NCERT Solutions Class 9 Maths
Chapter – 5 (Introduction to Euclids Geometry)
The NCERT Solutions in English Language for Class 9 Mathematics Chapter – 5 Introduction to Euclids Geometry Exercise 5.2 has been provided here to help the students in solving the questions from this exercise.
Chapter 5: Introduction to Euclid Geometry
Exercise – 5.2
1. How would you rewrite Euclid’s fifth postulate so that it would be easier to understand?
Answer – Euclid’s fifth postulate: Given a line L and a point P not on the line, exactly one line can be drawn through P which is parallel to L.
Let’s understand this.
For every line ‘l’ and for every point ‘P’ not lying on ‘l’, there exist a unique line ‘m’ passing through ‘P’ and parallel to ‘l’. This is called ‘Playfair’s Axiom’.
- ‘l’ is a line and ‘p’ is a point not lying on ’l’.
- We can draw infinite lines through ‘p’ but there is only one line unique which is parallel to ‘l’ and passes through ‘p’.
- Take any point on ‘l’ and draw a line to ‘m’. Measure these distances.
- We know that it is the same everywhere, so these lines ‘l’ and ‘m’ do not meet anywhere.

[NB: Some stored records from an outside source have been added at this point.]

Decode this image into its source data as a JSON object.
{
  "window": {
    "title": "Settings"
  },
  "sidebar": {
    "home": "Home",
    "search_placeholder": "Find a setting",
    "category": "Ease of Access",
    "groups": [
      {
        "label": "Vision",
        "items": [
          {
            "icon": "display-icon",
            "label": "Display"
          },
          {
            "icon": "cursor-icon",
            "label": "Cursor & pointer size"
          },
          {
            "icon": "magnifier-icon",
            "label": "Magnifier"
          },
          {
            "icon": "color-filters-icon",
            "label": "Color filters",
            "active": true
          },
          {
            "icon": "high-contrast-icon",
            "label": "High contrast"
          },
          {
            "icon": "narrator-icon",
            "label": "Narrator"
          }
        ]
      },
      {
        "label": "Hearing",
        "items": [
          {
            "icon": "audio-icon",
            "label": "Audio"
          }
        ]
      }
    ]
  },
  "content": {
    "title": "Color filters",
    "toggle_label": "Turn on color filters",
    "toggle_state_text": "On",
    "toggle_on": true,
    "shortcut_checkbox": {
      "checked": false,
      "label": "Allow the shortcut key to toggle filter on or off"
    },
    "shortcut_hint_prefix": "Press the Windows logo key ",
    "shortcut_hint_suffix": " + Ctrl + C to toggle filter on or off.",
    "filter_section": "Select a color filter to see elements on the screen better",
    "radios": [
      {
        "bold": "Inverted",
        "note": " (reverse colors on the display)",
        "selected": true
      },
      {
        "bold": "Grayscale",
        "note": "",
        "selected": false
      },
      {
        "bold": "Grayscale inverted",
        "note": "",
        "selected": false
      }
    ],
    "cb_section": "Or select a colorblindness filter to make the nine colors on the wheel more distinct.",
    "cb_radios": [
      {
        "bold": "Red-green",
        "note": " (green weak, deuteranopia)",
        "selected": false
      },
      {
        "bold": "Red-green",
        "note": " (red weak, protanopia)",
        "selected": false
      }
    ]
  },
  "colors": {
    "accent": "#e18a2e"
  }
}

- Hence, the two lines ‘l’ and ‘m’ are parallel.
2. Does Euclid’s fifth postulate imply the existence of parallel lines? Explain.
Answer – Yes, according to Euclid’s fifth postulate when line x falls on straight line y and z such that sum of the interior angles on one side of line x is two right angles.
∴ ∠1 + ∠2 = 180∘.
Then, line y and line z on producing further will meet in the side of ∠1 and ∠2 which is less than 180∘.
We find that the lines which are not according to Euclid’s fifth postulate.
∴ ∠1 + ∠2 = 180∘, do not intersect.
So, the lines y and z never meet and are, therefore, parallel.